Snedeker’s career has been kicked around by injuries. A year ago, he missed weeks with a sore sternum. Then in 2018, after the 59 and win at the Wyndham, which he thought would give him the boost he needed to make the Ryder Cup, he had another injury.

Mickelson, of course, was on the American team in the Ryder Cup in France, which ended a week ago, Snedeker followed from afar.

“I watched the Ryder Cup,” said Snedeker. “Obviously my not being there was tough. I watched and cheered for the guys. I have a bunch of friends on the team. Every time you miss that week, being together with all those guys, rekindling friendships, you feel left out.

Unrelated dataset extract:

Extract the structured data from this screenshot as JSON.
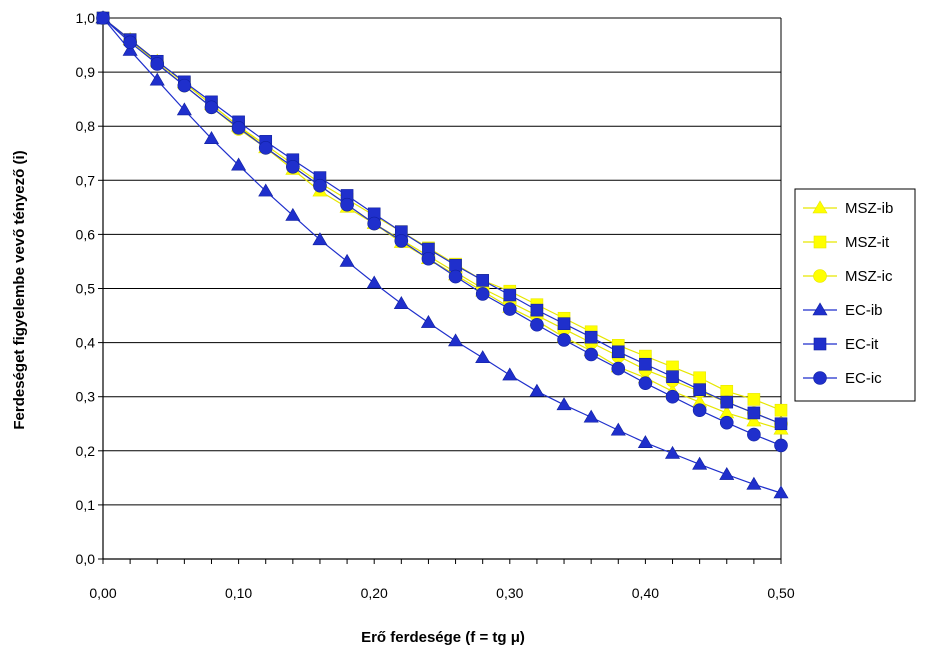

“You don’t want to ever do it again. It gives you a hard look in the mirror.”

The look that Snedeker, a nine-time winner, has been giving this week is one of success. He had five birdies and two bogies Saturday.

“Majors and winning is all I care about,” said Snedeker.

He has a third in the Masters and a tie for third in the British Open. It you putt as accurately as he does, you can do well in any event, major or not major.

“I really care about getting that major win as many times as possible,” he said, “winning as many times as I possibly can. I’m going to do everything I possibly can to get every little bit of talent in my body.”

Which every athlete is supposed to do, no matter the sport.